In Decolonizing Anthropology: Moving Further toward an Anthropology for Liberation (2010), edited by anthropologist Faye V. Harrison, the term decolonizing anthropology is used to emphasize the responsibility of anthropologists to work for the enhancement and empowerment of those most alienated and dispossessed. While decolonization refers to different ideas in different disciplines, the principal goal of the Decolonizing Anthropology volume is “to encourage more anthropologists to accept the challenge of working to free the study of humankind from the prevailing forces of global inequality and dehumanization and to locate it firmly in the complex struggle for genuine transformation” (Harrison 2010, 10).
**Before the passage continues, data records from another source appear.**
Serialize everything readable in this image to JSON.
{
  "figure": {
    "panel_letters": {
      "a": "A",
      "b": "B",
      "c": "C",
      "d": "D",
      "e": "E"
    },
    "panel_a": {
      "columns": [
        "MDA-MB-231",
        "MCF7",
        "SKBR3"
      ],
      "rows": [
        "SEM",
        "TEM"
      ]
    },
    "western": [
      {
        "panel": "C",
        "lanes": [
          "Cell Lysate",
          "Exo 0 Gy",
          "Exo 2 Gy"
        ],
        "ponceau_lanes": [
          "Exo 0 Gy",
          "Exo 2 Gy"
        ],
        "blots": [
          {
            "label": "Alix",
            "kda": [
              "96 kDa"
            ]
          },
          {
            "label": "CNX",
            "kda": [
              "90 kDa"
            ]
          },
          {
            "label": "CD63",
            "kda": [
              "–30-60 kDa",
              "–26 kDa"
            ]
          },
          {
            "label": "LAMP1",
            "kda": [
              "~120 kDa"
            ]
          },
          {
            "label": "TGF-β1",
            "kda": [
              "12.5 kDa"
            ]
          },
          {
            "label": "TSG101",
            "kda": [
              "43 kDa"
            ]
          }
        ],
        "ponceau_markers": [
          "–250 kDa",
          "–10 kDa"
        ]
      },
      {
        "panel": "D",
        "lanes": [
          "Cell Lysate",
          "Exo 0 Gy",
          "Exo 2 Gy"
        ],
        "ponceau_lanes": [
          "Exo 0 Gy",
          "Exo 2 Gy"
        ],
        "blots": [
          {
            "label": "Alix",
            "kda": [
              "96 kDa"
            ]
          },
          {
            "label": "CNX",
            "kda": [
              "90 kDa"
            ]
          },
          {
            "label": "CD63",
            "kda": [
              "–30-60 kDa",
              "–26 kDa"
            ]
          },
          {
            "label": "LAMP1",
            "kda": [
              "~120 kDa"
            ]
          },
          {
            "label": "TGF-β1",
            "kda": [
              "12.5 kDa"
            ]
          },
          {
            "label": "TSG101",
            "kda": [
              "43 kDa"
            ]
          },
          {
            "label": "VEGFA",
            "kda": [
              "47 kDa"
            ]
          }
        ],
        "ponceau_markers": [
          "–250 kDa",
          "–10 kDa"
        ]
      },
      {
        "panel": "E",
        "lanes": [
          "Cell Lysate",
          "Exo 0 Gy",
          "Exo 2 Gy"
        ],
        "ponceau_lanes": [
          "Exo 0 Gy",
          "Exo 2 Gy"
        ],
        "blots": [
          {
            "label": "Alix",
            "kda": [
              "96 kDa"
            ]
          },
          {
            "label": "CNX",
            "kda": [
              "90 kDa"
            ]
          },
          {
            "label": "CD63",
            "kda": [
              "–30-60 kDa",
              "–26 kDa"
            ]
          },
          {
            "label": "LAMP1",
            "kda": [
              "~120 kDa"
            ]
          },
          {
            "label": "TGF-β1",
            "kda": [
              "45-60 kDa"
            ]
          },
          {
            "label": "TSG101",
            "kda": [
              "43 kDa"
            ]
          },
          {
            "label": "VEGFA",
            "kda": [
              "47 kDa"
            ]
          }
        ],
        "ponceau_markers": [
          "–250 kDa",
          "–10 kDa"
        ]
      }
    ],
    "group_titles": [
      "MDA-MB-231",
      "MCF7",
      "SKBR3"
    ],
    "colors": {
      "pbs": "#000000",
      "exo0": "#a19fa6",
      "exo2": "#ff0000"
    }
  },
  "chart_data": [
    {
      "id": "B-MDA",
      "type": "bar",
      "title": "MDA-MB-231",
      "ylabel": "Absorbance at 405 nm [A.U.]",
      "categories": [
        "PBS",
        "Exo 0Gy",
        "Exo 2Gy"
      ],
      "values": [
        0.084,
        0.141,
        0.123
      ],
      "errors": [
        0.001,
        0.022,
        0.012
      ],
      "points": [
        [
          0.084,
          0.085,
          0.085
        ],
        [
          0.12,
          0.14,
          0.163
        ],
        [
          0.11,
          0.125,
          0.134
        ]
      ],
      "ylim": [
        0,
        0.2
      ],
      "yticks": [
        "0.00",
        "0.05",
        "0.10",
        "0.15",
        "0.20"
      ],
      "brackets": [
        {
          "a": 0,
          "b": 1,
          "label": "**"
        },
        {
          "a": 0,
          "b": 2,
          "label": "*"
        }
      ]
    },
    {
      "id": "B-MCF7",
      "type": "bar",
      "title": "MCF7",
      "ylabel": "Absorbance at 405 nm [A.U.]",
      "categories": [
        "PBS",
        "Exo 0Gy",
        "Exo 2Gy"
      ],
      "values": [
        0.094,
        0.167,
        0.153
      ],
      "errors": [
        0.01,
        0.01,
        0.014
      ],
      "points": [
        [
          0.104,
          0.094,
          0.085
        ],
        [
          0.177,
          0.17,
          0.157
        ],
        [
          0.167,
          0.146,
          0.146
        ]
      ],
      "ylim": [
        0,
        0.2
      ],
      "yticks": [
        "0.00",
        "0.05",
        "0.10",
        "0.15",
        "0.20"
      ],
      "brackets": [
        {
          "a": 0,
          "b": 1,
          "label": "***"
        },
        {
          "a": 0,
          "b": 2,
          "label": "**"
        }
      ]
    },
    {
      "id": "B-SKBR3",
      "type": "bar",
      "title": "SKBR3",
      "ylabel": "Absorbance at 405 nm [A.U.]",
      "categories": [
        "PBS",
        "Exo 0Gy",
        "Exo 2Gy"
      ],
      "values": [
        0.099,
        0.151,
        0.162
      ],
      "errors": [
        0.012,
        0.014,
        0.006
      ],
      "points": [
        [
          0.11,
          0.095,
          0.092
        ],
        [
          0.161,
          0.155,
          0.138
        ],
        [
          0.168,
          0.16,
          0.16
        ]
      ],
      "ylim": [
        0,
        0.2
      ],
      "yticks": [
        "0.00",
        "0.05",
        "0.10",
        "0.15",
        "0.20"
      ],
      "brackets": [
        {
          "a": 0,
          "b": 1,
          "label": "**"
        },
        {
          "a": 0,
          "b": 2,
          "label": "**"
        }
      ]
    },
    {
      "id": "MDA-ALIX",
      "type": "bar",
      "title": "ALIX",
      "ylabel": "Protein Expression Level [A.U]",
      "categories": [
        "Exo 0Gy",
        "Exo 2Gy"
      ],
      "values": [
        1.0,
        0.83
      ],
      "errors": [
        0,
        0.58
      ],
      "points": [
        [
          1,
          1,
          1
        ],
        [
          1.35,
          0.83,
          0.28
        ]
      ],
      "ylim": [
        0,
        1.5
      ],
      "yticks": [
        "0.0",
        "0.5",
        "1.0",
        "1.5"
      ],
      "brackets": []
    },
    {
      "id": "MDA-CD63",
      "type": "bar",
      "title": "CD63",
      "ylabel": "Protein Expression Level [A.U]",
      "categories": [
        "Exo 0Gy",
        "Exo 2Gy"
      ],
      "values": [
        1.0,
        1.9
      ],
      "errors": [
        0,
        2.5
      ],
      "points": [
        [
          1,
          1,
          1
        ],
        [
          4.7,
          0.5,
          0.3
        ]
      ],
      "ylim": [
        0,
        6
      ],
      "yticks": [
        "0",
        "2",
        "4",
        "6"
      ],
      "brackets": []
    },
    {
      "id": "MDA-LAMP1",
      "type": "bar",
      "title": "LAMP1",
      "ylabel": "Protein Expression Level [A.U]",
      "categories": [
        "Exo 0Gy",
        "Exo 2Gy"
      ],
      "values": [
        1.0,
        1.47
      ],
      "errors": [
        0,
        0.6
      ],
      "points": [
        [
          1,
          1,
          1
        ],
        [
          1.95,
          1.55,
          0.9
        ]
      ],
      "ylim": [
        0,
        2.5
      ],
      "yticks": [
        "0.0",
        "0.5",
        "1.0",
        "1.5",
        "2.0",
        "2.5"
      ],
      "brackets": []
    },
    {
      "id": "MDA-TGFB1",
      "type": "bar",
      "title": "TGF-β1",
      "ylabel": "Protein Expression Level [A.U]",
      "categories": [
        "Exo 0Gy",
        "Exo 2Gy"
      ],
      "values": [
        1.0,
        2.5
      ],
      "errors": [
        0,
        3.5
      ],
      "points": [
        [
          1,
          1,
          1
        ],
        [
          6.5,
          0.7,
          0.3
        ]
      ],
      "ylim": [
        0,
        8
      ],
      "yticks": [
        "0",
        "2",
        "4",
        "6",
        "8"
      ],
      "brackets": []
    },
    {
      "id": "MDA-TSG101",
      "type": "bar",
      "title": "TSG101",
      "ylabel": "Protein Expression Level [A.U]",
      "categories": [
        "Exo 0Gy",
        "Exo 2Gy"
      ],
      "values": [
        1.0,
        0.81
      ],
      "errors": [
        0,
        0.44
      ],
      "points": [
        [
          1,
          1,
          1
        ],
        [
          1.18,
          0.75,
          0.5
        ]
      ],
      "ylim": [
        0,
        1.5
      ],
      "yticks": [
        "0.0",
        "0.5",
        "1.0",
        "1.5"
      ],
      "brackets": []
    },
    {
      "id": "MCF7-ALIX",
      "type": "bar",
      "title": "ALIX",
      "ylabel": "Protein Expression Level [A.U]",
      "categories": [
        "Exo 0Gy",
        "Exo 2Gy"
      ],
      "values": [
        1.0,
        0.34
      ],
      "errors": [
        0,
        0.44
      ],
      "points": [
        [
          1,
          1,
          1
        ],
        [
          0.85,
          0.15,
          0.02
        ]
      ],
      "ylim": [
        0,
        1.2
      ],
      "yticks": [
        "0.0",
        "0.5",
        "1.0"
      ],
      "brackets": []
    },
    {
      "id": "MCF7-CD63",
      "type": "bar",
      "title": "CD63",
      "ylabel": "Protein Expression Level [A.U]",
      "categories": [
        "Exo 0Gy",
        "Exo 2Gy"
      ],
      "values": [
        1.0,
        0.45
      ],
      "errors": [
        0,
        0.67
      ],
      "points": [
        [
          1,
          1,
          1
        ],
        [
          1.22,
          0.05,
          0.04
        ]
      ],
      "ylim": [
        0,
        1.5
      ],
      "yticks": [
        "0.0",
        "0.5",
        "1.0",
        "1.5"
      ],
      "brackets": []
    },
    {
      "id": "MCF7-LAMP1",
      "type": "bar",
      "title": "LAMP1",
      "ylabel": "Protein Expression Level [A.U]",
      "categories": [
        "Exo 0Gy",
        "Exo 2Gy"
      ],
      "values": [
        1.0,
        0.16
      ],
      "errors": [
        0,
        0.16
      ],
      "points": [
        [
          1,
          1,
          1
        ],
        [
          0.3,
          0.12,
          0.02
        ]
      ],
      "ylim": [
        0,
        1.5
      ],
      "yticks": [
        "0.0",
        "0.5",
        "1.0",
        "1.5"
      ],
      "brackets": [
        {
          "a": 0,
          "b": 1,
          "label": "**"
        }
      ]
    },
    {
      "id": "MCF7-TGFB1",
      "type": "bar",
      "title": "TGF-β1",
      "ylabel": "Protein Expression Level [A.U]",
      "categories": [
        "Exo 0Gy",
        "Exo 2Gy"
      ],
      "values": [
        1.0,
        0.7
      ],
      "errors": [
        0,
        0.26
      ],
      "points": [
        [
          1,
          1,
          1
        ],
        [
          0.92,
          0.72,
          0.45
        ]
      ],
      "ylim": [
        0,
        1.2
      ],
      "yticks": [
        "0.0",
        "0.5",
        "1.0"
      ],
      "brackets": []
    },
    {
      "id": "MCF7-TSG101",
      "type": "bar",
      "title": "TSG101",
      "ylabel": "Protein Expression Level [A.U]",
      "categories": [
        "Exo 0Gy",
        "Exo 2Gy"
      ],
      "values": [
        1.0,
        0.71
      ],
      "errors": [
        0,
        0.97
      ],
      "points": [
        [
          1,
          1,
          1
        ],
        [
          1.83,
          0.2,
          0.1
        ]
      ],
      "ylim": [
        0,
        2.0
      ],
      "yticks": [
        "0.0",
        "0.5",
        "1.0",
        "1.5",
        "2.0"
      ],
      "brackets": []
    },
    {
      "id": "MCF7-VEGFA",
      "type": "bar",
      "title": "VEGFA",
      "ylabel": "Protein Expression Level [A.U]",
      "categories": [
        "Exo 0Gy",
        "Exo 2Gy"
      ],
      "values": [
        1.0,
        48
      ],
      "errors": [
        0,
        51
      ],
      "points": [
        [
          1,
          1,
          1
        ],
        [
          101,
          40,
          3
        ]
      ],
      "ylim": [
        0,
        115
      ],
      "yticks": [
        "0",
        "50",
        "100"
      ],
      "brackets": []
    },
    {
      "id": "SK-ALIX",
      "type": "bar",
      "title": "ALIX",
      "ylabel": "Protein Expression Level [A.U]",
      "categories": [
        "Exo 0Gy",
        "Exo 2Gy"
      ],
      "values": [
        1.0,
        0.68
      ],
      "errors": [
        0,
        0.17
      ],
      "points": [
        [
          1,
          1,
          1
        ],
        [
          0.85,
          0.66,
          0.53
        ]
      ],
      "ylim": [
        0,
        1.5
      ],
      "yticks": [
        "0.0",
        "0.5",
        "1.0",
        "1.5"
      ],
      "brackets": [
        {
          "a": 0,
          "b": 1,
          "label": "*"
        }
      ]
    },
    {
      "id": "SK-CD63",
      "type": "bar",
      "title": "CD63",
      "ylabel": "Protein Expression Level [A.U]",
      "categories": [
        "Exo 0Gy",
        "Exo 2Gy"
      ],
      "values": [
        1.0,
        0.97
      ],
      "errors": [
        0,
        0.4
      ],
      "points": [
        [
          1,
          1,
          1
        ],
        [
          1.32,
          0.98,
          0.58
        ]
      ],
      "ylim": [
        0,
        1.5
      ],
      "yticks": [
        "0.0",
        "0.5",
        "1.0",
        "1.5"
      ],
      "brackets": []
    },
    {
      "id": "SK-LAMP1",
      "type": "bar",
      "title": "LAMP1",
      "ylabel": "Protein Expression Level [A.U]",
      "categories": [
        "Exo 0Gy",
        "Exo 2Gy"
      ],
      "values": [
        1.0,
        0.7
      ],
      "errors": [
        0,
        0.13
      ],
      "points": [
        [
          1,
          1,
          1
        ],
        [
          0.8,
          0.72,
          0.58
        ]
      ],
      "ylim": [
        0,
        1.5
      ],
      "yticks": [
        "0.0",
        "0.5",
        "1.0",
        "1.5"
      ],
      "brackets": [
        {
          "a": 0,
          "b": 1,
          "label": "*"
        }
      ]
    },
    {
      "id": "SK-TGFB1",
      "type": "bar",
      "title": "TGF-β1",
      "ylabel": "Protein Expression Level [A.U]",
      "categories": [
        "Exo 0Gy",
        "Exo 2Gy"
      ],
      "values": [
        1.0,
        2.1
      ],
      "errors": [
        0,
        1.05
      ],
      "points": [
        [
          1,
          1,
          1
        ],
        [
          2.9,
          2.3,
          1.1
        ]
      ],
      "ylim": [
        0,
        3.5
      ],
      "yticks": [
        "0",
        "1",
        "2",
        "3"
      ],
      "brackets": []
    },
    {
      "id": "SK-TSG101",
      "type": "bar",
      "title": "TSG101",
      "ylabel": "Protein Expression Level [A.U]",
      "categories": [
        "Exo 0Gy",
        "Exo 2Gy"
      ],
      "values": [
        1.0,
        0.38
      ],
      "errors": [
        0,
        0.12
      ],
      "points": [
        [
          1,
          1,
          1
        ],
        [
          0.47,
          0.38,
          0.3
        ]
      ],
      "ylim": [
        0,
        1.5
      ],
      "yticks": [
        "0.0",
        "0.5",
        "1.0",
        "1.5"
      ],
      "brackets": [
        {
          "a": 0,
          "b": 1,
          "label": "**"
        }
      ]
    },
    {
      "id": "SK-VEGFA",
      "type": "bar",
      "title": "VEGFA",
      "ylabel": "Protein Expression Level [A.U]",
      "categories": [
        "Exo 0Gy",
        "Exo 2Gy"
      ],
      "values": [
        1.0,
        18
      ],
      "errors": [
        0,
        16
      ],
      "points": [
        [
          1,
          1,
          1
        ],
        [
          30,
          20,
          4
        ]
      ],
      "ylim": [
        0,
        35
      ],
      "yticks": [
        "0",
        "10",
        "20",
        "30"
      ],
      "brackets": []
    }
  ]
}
This work to decolonize, transform, and liberate anthropology is still happening, and the discipline still has a long way to go in decolonizing each of the subfields of anthropology and decolonizing methods and pedagogy to make classroom spaces more equitable.

Suggested Resources

Documentaries:

Adelman, Larry, prod. 2003. Race: The Power of an Illusion. https://www.racepowerofanillusion.org/.

Davidson, Kief, and Pedro Kos, dirs. 2017. Bending the Arc. https://bendingthearcfilm.com/.

Books/Articles:

Cargle, Rachel Elizabeth. 2018. “When Feminism Is White Supremacy in Heels.” Harper’s Bazaar, August 16, 2018. https://www.harpersbazaar.com/culture/politics/a22717725/what-is-toxic-white-feminism/.

Crenshaw, Kimberlé, Neil Gotanda, Gary Peller, and Kendall Thomas, eds. 1995. Critical Race Theory: The Key Writings That Formed the Movement. New York: New Press.

Jenkins, Destin, and Justin Leroy, eds. 2021. Histories of Racial Capitalism. New York: Columbia University Press.

Williams, Bianca C., Dian D. Squire, and Frank A. Tuitt, eds. 2021. Plantation Politics and Campus Rebellions: Power, Diversity, and the Emancipatory Struggle in Higher Education. Albany: State University of New York Press.

Websites/Podcasts:

James, Alyssa A. L., and Brendane A. Tynes. 2020–. Zora’s Daughters. Podcast. https://zorasdaughters.com/.

Smithsonian Institution. 2020. “Talking about Race.” National Museum of African American History and Culture. Last updated June 2, 2020. https://nmaahc.si.edu/learn/talking-about-race.

Mini-Fieldwork Activity

American Census Archive Research

 

Browse through the US Census Bureau website (data.census.gov). Look at the categories from 1790, when the first US census was taken. Compare them to the 2020 census. How are these categories different? Who is being counted and how? Who is excluded?

Go one step further and search through two different zip codes. Look at the demographic makeup of each area. Can you see differences in household income? Education attainment? What if you go to Google Maps? Can you correlate this information with other causes of inequities? Are there grocery stores in these areas? Bus and subway stops? What is the population density of the area? Do you know anything of the history of the zip code?

Construct a visual that best explains the differences between the historical and contemporary censuses. Then, do the same with the two zip codes. Draw conclusions about social inequalities throughout history and in contemporary times.